The Stone Temple team opted to focus on how RankBrain works compared to Google’s additional machine learning products. The team then made inferences to RankBrain’s behavior and results, which is something Google chooses not to discuss publicly.

In order to conduct the study, Stone Temple compared a sample set of 1.4 million pre-RankBrain queries to Google’s current search engine. They then compared a selection of queries from the older set for which Google didn’t provide appropriate results.
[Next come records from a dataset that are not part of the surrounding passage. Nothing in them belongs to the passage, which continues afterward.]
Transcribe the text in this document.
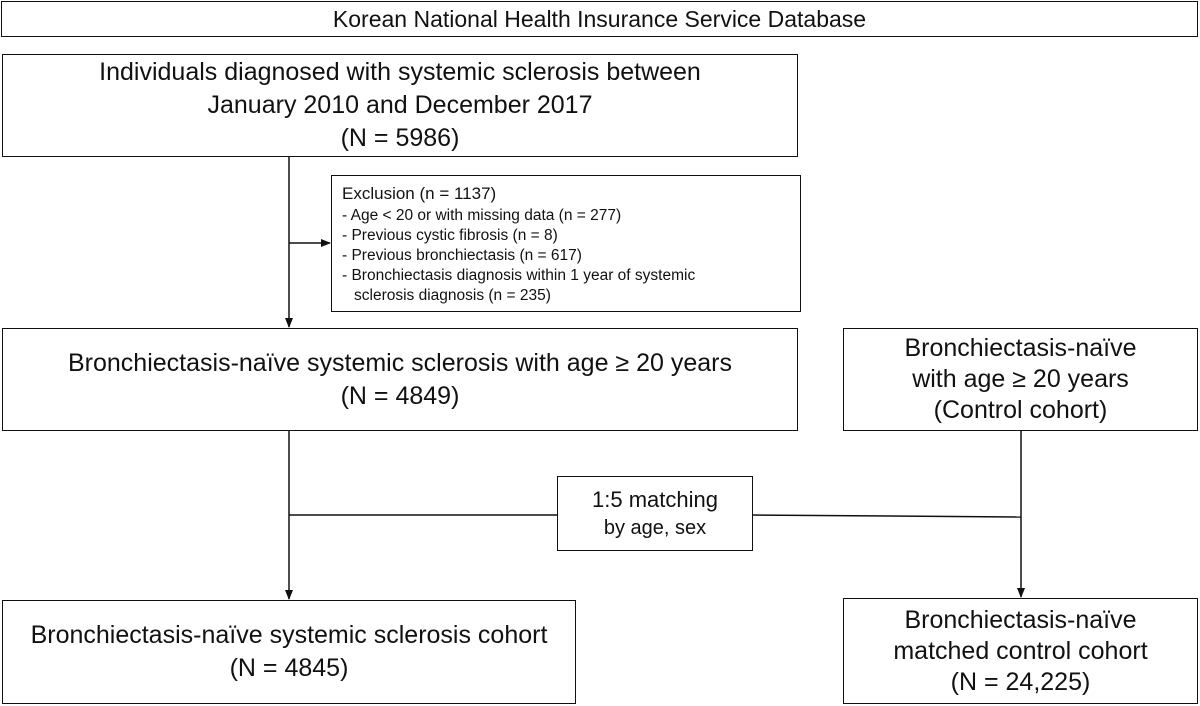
Korean National Health Insurance Service Database
Individuals diagnosed with systemic sclerosis between
January 2010 and December 2017
(N = 5986)
Exclusion (n = 1137)
- Age < 20 or with missing data (n = 277)
- Previous cystic fibrosis (n = 8)
- Previous bronchiectasis (n = 617)
- Bronchiectasis diagnosis within 1 year of systemic
sclerosis diagnosis (n = 235)
Bronchiectasis-naïve systemic sclerosis with age ≥ 20 years
(N = 4849)
Bronchiectasis-naïve
with age ≥ 20 years
(Control cohort)
1:5 matching
by age, sex
Bronchiectasis-naïve systemic sclerosis cohort
(N = 4845)
Bronchiectasis-naïve
matched control cohort
(N = 24,225)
After launching in late 2015, 54.6% of search queries that previously returned irrelevant results began returning appropriate results. Many of these queries were difficult for Google to resolve due to the lack of context provided by the user when searching.

Perhaps one of the major things emphasised in this report is the negligible effect on SEO. The team explain that RankBrain “simply does a better job of matching user queries with your web pages, so you’d arguably be less dependent on having words from the query on your page.”

The future for RankBrain, they added, will rely upon Google increasing quality and creating a framework to apply further machine learning improvements to search.

One big challenge remains for designers, developers and marketers: understanding how RankBrain, and Google’s search engine in general, works.